Imagine the look on my face when the email came through. “We are going to drive from Melbourne to Adelaide and back, on a single tank of fuel in a Hyundai ix35 diesel, are you in?”. Was it a joke? I mean really, who can drive the 1,400+ kilometre route on a single tank of fuel?
Actually, there is someone who can and has done so already. His name is Hans Tholstrup and he is a Dutch “eco-adventurer”, which is by far the coolest job title I’ve heard in some time.
Mr Tholstrup took an Hyundai ix35 from Melbourne to the outskirts of Adelaide, turned around and headed back to Melbourne, covering 1,476 kilometres on a single tank of fuel, his average fuel economy was 4.85L of diesel per 100km. Not bad at all.
Our task was to match or beat that. Frankly the more realistic goal was simply to get from Melbourne to Adelaide and back without having to refuel. Beating Hans was a bonus. To make things more interesting, Hyundai had also brought along a competing team from TopGear Australia Magazine to keep us honest.
9am Thursday morning, Melbourne. It’s cold, it’s raining and the trams are (as per usual) causing havoc for city traffic. Our cars were filled up to the max and certified by the kind folks at the RACV. Tanks were sealed and we were on our way.
Our task was to head towards Adelaide, fighting city traffic along the way. Tactics were discussed in regards to dealing with traffic situations and best practices to use the least amount of fuel.
Hyundai had kindly supplied us with a technical engineer that answered all relevant questions. For those wondering, 75-82 km/h is the optimal speed in a Hyundai ix35 diesel for best fuel economy.
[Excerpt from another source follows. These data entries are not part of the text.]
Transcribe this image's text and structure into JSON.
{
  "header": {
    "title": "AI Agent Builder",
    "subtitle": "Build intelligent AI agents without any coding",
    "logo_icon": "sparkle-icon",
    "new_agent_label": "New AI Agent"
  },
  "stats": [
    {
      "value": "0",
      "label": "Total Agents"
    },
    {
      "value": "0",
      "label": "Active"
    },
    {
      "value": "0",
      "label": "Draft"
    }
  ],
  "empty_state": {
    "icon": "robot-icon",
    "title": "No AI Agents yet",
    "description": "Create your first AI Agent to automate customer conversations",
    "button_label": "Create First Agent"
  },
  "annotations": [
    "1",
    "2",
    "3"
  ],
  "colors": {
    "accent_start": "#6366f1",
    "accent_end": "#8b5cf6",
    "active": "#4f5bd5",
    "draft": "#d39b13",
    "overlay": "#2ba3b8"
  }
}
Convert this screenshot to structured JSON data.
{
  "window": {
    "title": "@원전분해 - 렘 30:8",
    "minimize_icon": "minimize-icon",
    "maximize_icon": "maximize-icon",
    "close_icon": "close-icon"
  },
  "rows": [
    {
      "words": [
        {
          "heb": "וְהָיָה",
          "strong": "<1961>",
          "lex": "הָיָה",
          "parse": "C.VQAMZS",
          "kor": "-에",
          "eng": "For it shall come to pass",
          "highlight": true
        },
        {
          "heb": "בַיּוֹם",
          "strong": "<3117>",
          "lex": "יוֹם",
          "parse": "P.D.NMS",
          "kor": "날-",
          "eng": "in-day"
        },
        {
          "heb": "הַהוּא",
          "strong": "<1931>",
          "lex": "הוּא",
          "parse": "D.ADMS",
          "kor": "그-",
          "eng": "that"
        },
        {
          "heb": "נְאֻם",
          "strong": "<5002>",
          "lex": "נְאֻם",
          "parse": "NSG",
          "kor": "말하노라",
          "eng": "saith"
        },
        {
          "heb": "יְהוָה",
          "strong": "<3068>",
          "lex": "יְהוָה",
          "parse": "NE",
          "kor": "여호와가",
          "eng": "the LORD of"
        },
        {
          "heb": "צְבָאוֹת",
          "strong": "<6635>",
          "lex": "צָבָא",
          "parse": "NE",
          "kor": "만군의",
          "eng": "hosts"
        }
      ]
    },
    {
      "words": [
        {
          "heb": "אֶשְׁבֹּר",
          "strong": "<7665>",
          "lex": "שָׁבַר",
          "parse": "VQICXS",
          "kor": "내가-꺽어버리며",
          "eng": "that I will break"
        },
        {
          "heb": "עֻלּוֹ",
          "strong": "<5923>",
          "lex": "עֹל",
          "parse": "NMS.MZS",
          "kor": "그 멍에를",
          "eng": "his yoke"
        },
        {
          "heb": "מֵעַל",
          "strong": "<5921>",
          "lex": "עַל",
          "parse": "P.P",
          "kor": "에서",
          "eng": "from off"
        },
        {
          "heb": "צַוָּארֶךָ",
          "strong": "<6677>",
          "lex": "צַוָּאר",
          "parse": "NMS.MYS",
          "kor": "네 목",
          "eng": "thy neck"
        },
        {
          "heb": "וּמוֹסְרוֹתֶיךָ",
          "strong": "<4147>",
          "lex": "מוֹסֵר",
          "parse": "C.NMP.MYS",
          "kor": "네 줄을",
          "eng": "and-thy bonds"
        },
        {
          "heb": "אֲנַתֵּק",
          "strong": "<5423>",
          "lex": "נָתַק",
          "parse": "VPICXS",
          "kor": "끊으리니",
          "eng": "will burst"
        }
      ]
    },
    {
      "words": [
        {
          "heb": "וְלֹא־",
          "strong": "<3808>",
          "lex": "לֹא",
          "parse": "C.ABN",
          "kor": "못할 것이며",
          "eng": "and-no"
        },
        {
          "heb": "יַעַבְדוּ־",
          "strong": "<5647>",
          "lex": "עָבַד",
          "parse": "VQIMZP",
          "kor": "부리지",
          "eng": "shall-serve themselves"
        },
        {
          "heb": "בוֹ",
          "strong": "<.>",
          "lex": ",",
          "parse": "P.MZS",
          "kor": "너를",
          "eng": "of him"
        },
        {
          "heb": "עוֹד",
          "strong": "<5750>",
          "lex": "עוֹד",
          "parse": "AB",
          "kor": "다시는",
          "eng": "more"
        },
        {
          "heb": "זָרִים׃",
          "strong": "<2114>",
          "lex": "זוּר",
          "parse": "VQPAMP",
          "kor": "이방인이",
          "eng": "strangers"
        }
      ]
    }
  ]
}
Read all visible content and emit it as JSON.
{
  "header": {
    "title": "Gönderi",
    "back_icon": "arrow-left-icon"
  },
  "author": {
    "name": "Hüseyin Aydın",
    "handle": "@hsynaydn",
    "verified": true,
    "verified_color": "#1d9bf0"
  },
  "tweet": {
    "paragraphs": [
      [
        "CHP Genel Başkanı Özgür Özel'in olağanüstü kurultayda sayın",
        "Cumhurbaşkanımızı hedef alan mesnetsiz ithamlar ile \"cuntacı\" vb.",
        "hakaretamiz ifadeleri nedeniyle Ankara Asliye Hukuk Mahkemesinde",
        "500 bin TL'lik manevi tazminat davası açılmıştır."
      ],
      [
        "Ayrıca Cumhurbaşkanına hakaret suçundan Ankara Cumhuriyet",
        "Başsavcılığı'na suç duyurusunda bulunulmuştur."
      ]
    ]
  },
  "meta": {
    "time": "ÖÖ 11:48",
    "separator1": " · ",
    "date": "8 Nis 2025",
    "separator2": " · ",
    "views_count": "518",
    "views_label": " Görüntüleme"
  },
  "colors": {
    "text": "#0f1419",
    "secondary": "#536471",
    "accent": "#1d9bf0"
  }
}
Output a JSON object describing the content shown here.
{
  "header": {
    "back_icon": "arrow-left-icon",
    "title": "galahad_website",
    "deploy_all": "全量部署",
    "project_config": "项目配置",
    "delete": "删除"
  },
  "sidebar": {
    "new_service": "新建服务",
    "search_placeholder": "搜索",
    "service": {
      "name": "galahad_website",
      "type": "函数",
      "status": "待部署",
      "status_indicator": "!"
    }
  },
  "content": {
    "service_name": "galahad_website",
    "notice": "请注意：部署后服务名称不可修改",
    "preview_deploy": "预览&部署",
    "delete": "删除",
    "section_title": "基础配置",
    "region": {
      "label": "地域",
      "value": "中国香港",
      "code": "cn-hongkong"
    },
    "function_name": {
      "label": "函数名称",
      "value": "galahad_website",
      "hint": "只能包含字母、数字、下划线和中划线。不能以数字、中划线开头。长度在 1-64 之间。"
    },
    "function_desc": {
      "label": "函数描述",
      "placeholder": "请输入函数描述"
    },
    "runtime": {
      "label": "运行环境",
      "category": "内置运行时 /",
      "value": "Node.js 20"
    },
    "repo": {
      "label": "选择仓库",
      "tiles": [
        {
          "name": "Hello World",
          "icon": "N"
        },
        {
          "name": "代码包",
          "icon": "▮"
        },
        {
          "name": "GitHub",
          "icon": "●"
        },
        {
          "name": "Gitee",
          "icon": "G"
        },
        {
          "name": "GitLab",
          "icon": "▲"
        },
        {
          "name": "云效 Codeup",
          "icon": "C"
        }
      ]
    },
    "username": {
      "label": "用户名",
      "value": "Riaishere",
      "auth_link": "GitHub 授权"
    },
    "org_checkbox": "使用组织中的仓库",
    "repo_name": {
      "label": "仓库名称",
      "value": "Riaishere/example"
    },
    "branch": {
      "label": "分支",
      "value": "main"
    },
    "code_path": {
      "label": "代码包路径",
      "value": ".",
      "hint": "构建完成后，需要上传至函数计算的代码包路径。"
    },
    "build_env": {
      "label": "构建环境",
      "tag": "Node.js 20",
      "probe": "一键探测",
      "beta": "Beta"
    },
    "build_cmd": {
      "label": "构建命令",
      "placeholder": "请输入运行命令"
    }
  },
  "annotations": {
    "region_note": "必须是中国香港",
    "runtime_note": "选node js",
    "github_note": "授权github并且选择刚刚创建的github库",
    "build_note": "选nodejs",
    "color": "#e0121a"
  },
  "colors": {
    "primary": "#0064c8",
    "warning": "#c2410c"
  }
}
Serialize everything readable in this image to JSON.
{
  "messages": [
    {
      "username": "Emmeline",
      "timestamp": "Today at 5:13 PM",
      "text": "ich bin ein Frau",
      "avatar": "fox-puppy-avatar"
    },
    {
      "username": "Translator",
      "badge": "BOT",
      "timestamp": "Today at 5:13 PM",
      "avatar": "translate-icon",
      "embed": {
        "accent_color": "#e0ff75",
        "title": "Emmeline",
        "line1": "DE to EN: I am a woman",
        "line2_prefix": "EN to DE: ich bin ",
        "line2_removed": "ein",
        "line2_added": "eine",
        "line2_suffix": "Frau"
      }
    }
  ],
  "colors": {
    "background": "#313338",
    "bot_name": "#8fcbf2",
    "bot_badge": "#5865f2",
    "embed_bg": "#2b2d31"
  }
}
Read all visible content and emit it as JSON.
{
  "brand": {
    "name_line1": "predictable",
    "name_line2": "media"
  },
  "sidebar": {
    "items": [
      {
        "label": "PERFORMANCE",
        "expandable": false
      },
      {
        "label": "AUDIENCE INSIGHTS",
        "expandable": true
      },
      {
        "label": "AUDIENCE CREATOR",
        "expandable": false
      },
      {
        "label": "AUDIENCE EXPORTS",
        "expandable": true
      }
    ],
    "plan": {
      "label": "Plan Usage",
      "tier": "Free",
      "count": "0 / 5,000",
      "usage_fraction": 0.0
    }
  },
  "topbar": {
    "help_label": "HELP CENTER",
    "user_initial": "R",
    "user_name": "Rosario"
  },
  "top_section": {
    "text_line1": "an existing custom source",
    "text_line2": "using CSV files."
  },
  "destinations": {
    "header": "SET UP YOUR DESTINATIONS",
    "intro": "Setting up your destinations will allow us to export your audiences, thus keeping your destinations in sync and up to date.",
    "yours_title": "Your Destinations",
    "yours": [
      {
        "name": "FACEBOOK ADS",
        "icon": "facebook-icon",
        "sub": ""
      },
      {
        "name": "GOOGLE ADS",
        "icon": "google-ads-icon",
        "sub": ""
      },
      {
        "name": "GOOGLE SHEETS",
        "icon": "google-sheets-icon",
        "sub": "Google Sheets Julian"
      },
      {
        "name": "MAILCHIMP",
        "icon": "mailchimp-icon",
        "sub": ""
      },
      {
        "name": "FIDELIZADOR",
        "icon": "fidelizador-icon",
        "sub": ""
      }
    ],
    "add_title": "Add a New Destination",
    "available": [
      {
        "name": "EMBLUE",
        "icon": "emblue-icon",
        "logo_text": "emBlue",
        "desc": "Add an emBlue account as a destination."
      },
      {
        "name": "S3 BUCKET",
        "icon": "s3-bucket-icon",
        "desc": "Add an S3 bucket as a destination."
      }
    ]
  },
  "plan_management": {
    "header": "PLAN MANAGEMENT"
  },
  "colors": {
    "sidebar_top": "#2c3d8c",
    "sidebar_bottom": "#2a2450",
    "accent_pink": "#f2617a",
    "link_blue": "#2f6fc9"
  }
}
The vehicle uses the exact same amount of fuel doing 65km/h in fifth gear as it does doing 80km/h in 6th gear. Of course the extra 15km/h advantage makes it the optimal speed.
If you’re going to be stopped at a set of traffic lights, it’s best to turn off your engine. Given that diesel engines require no burst of fuel to start, you will save more fuel that way, even counting the fuel required to restart the engine. Additionally, you’re best leaving the car in Drive when coasting down a hill. Most modern engines won’t use fuel coasting, but putting it in Neutral will actually mean you’ll be using more fuel (given it goes into idle state).
Technicalities aside, we were off. Within 15 minutes into the Journey our own Anthony Crawford had already taken a wrong turn.
The fuel economy to achieve was under 5L/100km and after two hours of driving, the best we could manage was 5.6L/100km.
Country town after country town, the scenery was filled with green backdrops and tens of thousands of livestock. Nonetheless we must not be distracted. Despite Anthony’s best efforts fuel economy was not coming down to ‘eco-adventurer’ levels and we were starting to get worried. However there was some good news, Anthony had only used just one bar of fuel after over 300 kilometres. So either the average fuel economy from the car’s trip computer was over compensating or the fuel gauge was being generous.
The support car spent most of its time running between the two cars, which at one stage were nearly an hour apart from each other. The difference between the two cars is a slight weight difference (higher grade model with more specs) and wider profile tyres.
After 663.5 kilometres, we are currently at a motel in Murray Bridge, about 70ks from Adelaide. One of the ix35s is reading 5.5L/100km and the other is reading 5.7L/100km.
Both seem to have used less than half a tank of fuel and going by this result and hoping that the fuel gauge is more accurate than the average fuel economy figures, we should be able to make it back to Melbourne tomorrow.